Avant de devenir Alice Animal, blonde platine et Rock n’ Roll, tu te faisais appeler Aless, brune présentant un style plus pop. Pourquoi ce changement radical, tant pour la musique que pour le physique ? Une sorte de remise à zéro des compteurs, un nouveau départ ? Un événement de ta vie en est il à l’origine ? Un déclic ?
Ma vie et ma musique sont étroitement liées, comme beaucoup d’artistes je crois. En effet, il y a plusieurs évènements qui m’ont naturellement fait prendre ce tournant serré et global. Il y a eu une rencontre avec Alban Theuillon qui a toujours travaillé étroitement avec les artistes d’un point de vue plutôt technique et créatif (studios et matériels de musique). Il m’a proposé de faire un bout de chemin ensemble, en montant notre label « Alessandra Records » afin de produire les albums qui allaient naître, sans devoir attendre quoi que ce soit de l’extérieur. Le début de notre collaboration s’est fait le jour où j’ai troqué ma guitare folk pour une guitare électrique (une belle Duesenberg bleue paillettes). Ça été un sacré changement.
Le nom de scène et le look ont permis de donner une couleur (blonde platine) à ce nouveau départ. J’avais envie de m’amuser sur scène, être une créature qui, je m’en suis rapidement rendue compte, m’a permis de lâcher le quotidien dans les loges pour être un autre visage, plus sauvage et …. étrangement plus proche de moi.
Ton premier album Théogonie sorti en 2017, existe uniquement en format physique, vendu à un nombre limité d’exemplaires. As-tu prévu de le rendre disponible en streaming ?
Pour le moment, il n’y a que la chanson « Cythère » qui est disponible en streaming et en clip (réalisé par Thomas Guerigen). Il n’est pas encore prévu de rendre la totalité de l’album disponible en streaming. Il existe dans une belle version CD-livret Deluxe et en Vinyle Picture !
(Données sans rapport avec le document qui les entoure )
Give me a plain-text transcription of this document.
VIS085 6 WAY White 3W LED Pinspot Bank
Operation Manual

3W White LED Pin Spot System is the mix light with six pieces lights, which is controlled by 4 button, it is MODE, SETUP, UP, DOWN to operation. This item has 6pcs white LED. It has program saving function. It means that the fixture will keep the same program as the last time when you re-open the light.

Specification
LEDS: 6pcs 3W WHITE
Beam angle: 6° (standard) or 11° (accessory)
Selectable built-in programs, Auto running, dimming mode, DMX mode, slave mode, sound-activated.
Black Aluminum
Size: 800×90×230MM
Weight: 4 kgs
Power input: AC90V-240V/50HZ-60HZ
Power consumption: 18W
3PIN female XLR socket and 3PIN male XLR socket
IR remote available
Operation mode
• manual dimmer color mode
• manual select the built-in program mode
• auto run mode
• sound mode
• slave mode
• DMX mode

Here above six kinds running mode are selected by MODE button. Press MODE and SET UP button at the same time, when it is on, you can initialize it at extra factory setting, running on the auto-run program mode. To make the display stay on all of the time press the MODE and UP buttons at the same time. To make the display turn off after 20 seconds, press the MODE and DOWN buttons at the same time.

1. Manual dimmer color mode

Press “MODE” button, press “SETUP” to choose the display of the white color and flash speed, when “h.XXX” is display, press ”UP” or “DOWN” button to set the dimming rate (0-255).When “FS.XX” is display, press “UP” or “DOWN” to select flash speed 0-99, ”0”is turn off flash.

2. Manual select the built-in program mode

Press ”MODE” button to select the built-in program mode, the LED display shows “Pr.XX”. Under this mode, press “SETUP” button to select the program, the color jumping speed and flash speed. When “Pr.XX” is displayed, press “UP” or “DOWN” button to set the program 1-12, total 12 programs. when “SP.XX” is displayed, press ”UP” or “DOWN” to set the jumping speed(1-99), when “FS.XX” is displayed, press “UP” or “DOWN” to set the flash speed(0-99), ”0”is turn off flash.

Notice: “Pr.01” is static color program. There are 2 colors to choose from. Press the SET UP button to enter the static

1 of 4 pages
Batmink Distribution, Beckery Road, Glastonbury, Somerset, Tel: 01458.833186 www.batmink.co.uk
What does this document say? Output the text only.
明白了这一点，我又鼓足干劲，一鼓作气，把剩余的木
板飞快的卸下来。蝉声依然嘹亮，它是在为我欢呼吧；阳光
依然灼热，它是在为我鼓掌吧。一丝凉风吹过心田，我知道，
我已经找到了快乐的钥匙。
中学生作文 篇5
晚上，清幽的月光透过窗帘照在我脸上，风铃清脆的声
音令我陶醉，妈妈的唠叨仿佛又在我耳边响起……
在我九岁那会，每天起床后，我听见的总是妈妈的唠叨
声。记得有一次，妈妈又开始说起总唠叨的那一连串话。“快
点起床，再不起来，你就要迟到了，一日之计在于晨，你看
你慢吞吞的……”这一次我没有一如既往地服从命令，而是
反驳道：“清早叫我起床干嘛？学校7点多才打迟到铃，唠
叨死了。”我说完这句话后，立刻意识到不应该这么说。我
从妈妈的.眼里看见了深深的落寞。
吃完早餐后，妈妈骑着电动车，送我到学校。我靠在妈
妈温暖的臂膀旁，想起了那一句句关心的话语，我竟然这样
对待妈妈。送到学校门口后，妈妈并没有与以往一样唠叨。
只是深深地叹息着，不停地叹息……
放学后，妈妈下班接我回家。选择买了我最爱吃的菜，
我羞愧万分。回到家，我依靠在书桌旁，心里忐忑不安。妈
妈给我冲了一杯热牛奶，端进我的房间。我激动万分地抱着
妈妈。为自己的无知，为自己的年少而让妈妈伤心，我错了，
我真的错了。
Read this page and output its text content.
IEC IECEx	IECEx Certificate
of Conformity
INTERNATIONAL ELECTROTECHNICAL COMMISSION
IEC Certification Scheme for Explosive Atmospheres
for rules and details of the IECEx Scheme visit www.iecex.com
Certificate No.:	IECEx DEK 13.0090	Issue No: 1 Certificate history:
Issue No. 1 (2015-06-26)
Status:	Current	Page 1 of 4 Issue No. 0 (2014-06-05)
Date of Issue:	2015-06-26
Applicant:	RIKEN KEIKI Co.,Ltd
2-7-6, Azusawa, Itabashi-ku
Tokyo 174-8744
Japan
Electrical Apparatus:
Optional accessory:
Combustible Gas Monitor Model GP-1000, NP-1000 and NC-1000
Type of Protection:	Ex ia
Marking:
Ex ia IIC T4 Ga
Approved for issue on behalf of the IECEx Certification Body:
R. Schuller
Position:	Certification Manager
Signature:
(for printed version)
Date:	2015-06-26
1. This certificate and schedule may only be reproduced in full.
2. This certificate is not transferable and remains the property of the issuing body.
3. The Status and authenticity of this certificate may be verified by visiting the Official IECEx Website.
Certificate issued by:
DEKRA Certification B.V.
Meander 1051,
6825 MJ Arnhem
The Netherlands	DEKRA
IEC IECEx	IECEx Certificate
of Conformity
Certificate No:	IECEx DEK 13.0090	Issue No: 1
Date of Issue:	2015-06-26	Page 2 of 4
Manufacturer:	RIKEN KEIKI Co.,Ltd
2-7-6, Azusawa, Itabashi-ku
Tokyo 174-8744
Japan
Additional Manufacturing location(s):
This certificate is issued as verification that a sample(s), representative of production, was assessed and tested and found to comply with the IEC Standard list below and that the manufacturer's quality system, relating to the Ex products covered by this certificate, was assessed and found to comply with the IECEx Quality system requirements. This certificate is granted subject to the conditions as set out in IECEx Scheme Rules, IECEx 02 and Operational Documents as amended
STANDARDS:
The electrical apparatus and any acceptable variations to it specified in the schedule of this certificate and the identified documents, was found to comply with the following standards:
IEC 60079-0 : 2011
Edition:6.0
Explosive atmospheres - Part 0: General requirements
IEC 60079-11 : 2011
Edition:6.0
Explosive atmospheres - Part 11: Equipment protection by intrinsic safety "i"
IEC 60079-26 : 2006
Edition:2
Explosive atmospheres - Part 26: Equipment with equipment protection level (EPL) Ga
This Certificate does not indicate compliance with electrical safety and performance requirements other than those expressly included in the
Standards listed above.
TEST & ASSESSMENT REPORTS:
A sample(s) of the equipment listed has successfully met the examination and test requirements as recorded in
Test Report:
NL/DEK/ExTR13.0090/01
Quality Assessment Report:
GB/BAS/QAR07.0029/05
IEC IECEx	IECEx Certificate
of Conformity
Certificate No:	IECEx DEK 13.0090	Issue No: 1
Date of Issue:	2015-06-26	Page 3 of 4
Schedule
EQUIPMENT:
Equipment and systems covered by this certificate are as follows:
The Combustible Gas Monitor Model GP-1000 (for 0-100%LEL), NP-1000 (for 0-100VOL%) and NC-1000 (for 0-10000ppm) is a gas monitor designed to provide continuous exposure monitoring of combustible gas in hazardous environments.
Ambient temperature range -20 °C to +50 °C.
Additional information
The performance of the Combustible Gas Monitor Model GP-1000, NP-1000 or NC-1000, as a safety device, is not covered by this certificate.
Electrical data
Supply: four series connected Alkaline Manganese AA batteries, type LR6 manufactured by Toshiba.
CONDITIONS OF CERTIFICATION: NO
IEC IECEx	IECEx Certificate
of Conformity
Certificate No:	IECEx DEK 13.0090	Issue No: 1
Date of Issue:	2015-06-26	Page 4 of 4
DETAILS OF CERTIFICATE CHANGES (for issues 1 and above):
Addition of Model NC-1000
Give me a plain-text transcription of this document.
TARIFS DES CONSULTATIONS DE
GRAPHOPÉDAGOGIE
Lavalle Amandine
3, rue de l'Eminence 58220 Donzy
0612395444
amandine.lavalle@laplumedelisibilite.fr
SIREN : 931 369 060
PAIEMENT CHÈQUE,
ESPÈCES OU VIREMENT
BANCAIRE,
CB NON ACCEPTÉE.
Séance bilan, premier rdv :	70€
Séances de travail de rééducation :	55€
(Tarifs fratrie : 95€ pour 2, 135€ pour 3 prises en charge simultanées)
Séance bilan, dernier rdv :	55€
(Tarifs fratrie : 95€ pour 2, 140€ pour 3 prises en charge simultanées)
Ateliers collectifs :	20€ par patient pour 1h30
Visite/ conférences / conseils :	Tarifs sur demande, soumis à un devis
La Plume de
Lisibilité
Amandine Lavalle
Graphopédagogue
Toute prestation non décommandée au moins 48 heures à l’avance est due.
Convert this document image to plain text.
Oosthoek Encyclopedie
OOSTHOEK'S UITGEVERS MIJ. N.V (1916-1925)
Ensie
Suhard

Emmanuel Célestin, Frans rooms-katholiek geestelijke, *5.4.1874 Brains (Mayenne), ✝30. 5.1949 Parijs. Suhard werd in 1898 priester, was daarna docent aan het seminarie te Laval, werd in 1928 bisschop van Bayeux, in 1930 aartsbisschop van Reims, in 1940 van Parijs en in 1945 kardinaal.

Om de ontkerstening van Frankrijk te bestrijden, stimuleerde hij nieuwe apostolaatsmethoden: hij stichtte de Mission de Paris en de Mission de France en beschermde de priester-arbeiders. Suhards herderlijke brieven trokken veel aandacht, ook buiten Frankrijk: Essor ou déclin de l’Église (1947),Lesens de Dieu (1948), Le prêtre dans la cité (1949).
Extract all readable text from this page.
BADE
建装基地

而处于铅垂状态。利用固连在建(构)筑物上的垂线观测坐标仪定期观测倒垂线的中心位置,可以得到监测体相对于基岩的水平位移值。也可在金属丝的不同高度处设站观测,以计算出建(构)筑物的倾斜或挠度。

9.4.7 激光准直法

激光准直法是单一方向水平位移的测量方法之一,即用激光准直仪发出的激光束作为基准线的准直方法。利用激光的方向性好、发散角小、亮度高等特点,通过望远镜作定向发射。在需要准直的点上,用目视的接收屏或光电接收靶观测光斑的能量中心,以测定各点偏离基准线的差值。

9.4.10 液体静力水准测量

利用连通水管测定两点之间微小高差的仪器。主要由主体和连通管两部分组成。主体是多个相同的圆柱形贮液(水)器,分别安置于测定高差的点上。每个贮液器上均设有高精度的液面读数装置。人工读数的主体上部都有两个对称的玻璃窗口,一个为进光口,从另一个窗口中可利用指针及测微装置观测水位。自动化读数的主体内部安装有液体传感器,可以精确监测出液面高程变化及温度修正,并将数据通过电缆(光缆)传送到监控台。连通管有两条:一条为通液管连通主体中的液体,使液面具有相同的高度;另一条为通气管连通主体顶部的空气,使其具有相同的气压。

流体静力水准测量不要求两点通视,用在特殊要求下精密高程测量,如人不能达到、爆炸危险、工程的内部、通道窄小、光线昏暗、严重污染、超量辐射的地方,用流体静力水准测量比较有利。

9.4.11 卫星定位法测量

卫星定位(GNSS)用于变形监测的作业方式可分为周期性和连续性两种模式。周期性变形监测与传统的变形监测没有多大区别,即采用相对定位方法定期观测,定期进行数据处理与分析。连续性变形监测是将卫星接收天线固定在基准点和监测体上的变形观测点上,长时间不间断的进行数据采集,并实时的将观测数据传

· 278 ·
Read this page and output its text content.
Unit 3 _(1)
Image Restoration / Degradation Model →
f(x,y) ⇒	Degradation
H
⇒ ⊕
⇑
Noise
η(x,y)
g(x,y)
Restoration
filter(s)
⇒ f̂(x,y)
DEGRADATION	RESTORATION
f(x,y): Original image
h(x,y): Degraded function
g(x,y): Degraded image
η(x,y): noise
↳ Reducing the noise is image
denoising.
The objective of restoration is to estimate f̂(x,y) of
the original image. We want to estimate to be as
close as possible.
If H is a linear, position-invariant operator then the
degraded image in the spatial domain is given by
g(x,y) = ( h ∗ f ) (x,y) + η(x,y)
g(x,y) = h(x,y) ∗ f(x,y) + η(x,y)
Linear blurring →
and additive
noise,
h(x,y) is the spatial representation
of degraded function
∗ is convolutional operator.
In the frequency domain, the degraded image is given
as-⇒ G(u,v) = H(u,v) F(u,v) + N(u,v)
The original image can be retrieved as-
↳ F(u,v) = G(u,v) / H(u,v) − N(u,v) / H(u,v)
Les États Unis sont très présents dans ton album. Y as-tu déjà voyagé ? Si oui, est-ce une destination de prédilection pour toi ? Une importante source d’inspiration ?
C’est une source d’inspiration, j’ai plus de références musicales anglo-saxonnes que françaises. J’ai déjà été à Chicago, à New York mais sur le territoire américain c’est plus le Québec que j’ai exploré. Les Etats Unis ne sont pas non plus une obsession. Il y a la chanson « Finir à L.A » qui est clairement localisée là-bas mais il me semble que c’est tout.
Comment est née l’idée de l’album Tandem ? Quelles sont tes inspirations (voire influences), ton cheminement pour créer cet album ?
Au départ, il n’y a que des chansons, donc des fragments d’un album qui finiront par former un tout et par porter un nom, une couleur, un visuel. À ce moment-là, lorsque rien n’est vraiment concret, lorsque tout est encore possible (même la possibilité de se perdre), il y a une envie. Une envie d’enregistrer un album, voire un besoin. L’album est un palier important pour avancer. C’est une sorte d’introspection, un scanner pour se présenter dans toute la richesse de ses émotions. Il s’agit de se livrer, sans voile, c’est un cheminement plus ou moins long qui prend différentes formes en fonction des personnes avec lesquelles on décide de travailler.
Là, il y a déjà une deuxième étape dans le processus : rencontrer les bonnes personnes, celles qui parleront le même langage, avec lesquelles on va se comprendre sans trop de mots, à l’instinct. En effet, les références, influences, inspirations sont importantes à partager avec l’équipe pour avancer dans une même direction. Avec Vincent Fauchet, qui a réalisé l’album, nous parlions de « groupes à guitare » : The Black Keys, The White Stripes, Anna Calvi (« Hunter »), Feist (Pleasure), QOTSA (album « …Like Clockwork »), My Brightest Diamond (album « Bring Me The Workhorse »)…. Et bien d’autres. Et puis, plus on avance plus on oublie les références parce qu’une couleur plus personnelle émerge et prend sa place.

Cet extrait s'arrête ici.